Montagu played with several ensembles including Musica Reservata, the pioneering early music ensemble for which he reconstructed medieval percussion instruments. After one concert he was presented to Queen Elizabeth the Queen Mother, who gently tapped the home-made drums, known as knackers, slung around his waist and asked: “What are those little things?” He replied: “Knackers, Ma’am” – and thereafter enjoyed relating that he was “one of the few men in London to have had his knackers tickled by the Queen Mum”.
Jeremy Peter Samuel Montagu was born in Kensington, west London, on December 27 1927, into the upper echelons of Anglo-jewish aristocracy; the family have owned a box at the Royal Albert Hall since it opened. He recalled a childhood of piano lessons, gramophone records and chanting in the synagogue.
His mother was Iris Solomon, daughter of the painter Solomon Joseph Solomon, and his father was Ewen Montagu, the wartime intelligence officer responsible for Operation Mincemeat, the scheme to mislead the Germans into thinking the next Allied landing would occur in Greece, which was depicted in the film The Man Who Never Was (1956). As a small boy Jeremy once disrupted the soldiers playing on the bandstand in Kensington Gardens by standing up and conducting them.
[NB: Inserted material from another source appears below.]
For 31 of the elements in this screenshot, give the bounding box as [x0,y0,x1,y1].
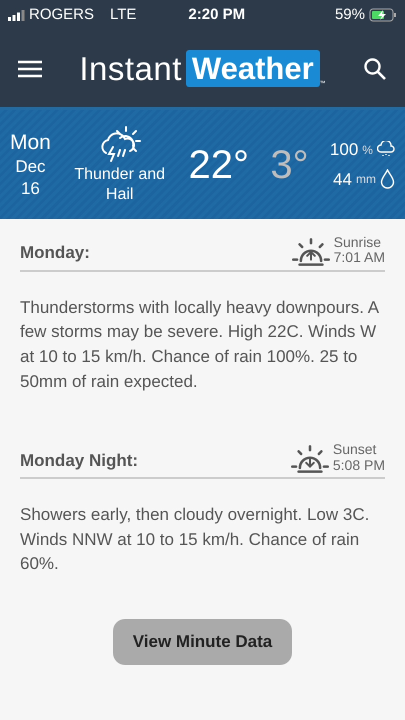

He was educated at Boxgrove, a boarding school outside Guildford where attendance at chapel was compulsory despite his Jewish faith. In 1940 he and his younger sister, Jennifer, were evacuated to Connecticut, where he heard the Boston Symphony Orchestra under Serge Koussevitzky.
Back in England in 1943 he was sent to Gordonstoun, acquiring a French horn abandoned by a master serving in Burma. He was called up by the Army and served with the Education Corps in Egypt. After knocking on the door of a building labelled Institut Fouad Premier de Musique Arabe he was introduced to such Middle Eastern instruments as the qanun (a type of harp), the oud (in the lute family) and the ney (a cane flute).
Following in his father’s footsteps, Montagu read Economics and Law at Trinity College, Cambridge, but spent much of his time making music. He moved to the Guildhall School of Music and Drama in London, taking lessons in conducting, horn and viola. There the orchestra had a surplus of horn players and a dearth of percussionists, leading to his switch to timpani.
As a student Montagu set up the Montagu String Ensemble, known as Monty’s Meshuggahs. In 1952 he transformed them into a professional outfit, performing baroque music as authentically as possible. “There were no early fiddles around then, but we used harpsichord and lute continuo, added ornaments and altered rhythms,” he recalled. It was jettisoned “once the children had to be fed”.
Through the 1950s he played percussion with most of the major London orchestras, acquiring immense knowledge which he detailed in Timpani and Percussion (2002), one of several erudite reference books. Another was Musical Instruments of the Bible (1996). His own collection of instruments from all periods amounted to some 3,000 items.
Montagu’s curatorial career began in 1960, when he spent 12 months at the Horniman Museum in south London. That led to 30 years as officer in charge at weekends, his children permitted to take the resident alligator for walks.
The later part of his career was at the University of Oxford’s Bate Collection of Musical Instruments, where from 1981 to 1995 he was curator while continuing to pursue myriad musical interests, including running an informal conducting class. He was also elected a fellow of Wadham College.
In 1955 Montagu married Gwen Ingledew. Visitors to their home could sip whisky from silver cups that had accompanied one of his eminent ancestors at the Battle of Waterloo. In the downstairs lavatory hung a testimonial from the Royal Humane Society paying tribute to the occasion in 1951 when Montagu saved two men from drowning in the sea near Beaulieu in Hampshire.
His wife Gwen died in 2003 and he is survived by two daughters and a son.